Jadi, valuasi saham erat kaitannya dengan nilai intrinsik alias nilai wajar dari sebuah saham.

Sedangkan harga saham merupakan harga yang ditawarkan di pasar.

Harga saham bisa lebih tinggi dari nilai wajar sebuah saham, atau lebih rendah daripada nilai wajar.

Berikut uraian Price Book Value yang bagus dan Price Earning Ratio ideal saham.

Price Book Value Saham yang Bagus

Price Book Value saham yang bagus sebenarnya adalah di bawah 1 yang mengartikan bahwa harga suatu saham sedang dalam kondisi undervalued sehingga merupakan waktu cocok untuk kita beli.

Begitu juga sebaliknya, apabila nilai Price Book Value (PBV) berada di atas 1, maka saham tersebut sedang berada dalam kondisi overvalued.

Melalui analisis PBV dapat mengetahui seberapa besar pasar menghargai nilai buku saham suatu perusahaan.

Semakin tinggi rasio PBV suatu perusahaan berarti semakin tinggi pula kepercayaan pasar akan prospek perusahaan tersebut.

Cara interpretasi harga wajar saham dengan PBV adalah bahwa harga suatu saham akan dianggap wajar (fairvalue) ketika nilai PBV = 1.

Dengan kata lain, harga saham harus setara (sama) dengan nilai bukunya. Saham dengan PBV lebih besar dari 1 dianggap mahal (overvalued).

Price Earning Ratio Ideal Saham

Price Earning Ratio ideal saham bila dilihat dari nilai PER ideal mulai dari 20 sampai 25 kali lipat penghasilan.

Namun, nilai tersebut harus disesuaikan dengan sektor usaha yang dioperasikan.
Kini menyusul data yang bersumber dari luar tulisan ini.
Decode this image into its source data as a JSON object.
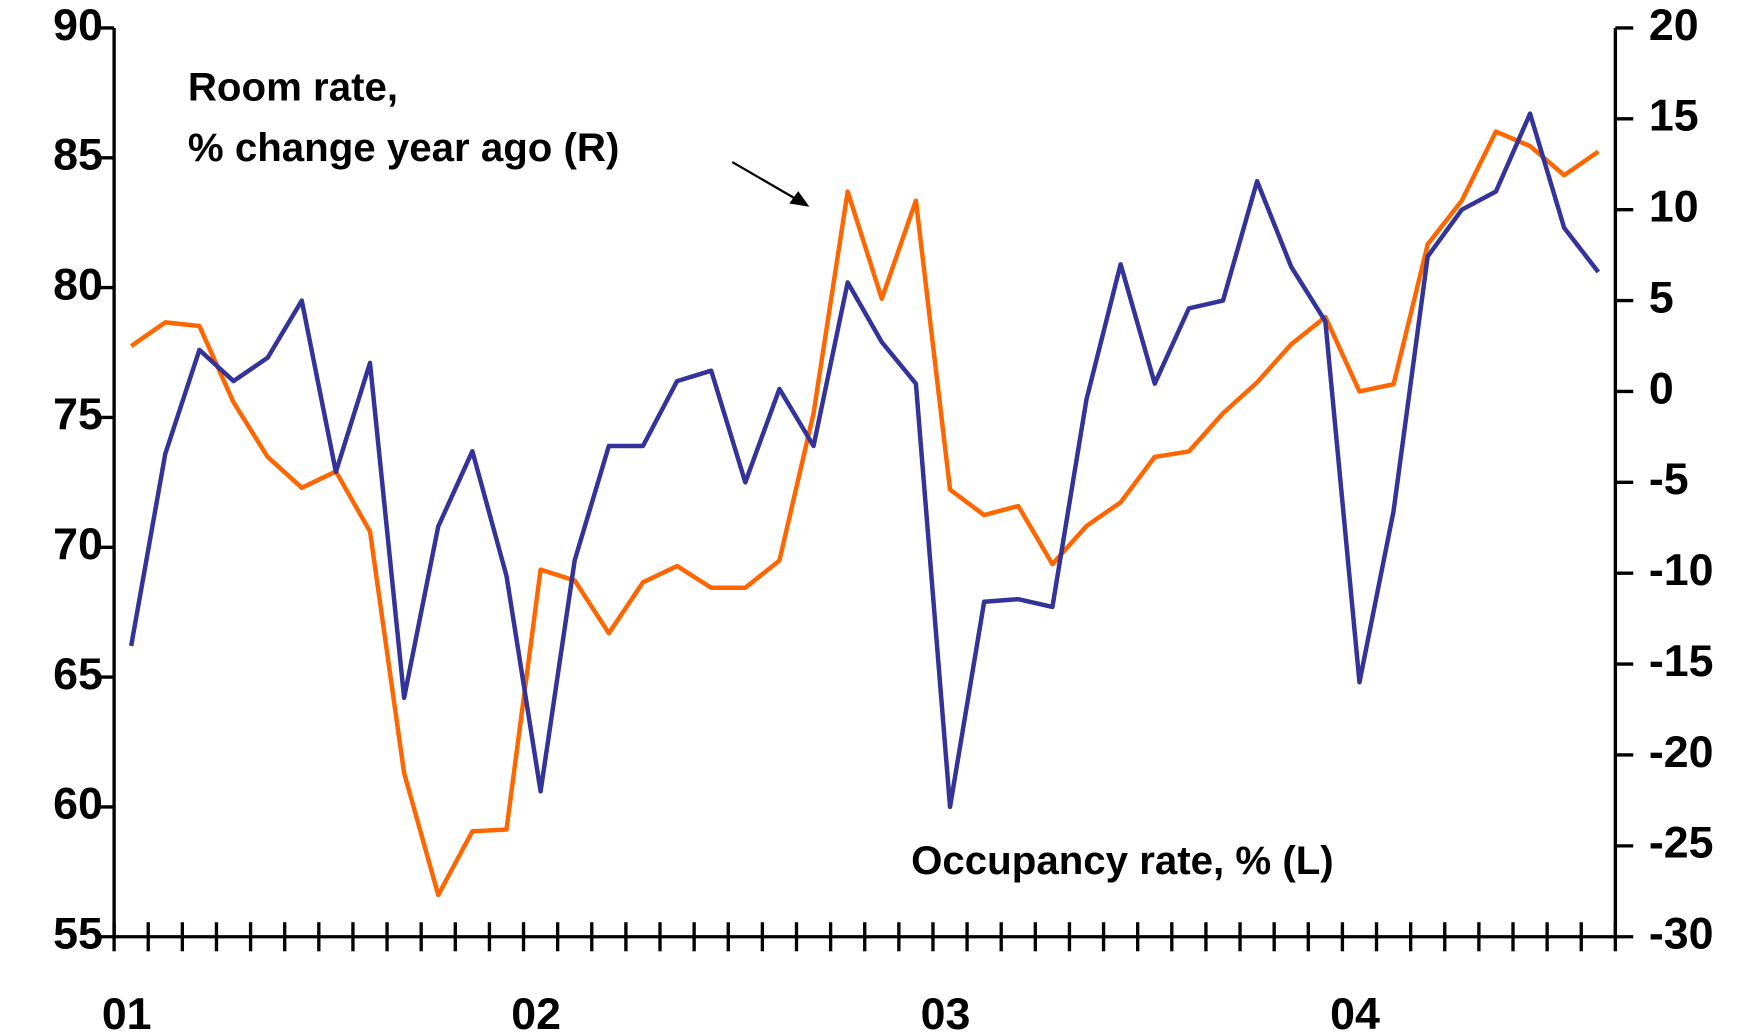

Sebagai contoh, rata-rata nilai Price Earning Ratio (PER) perusahaan alat rumah tangga adalah 24.

Bagaimana bila PER saham minus, bila Price Earning Ratio sebuah perusahaan rendah artinya mereka undervalued karena harga saham mereka relatif rendah daripada harga patokan.

Kesalahan harga ini akan menjadi tawaran besar dan akan mendorong investor untuk membeli saham sebelum pasar mengoreksinya.

Price Earning Ratio yang baik adalah yang bernilai kecil dibandingkan dengan PER perusahaan lain dalam sektor serupa.

Ketika nilai PER kecil, maka harga saham relatif murah untuk dibeli investor dan semakin baik pula kinerja per lembar saham dalam menghasilkan keuntungan bagi perusahaan.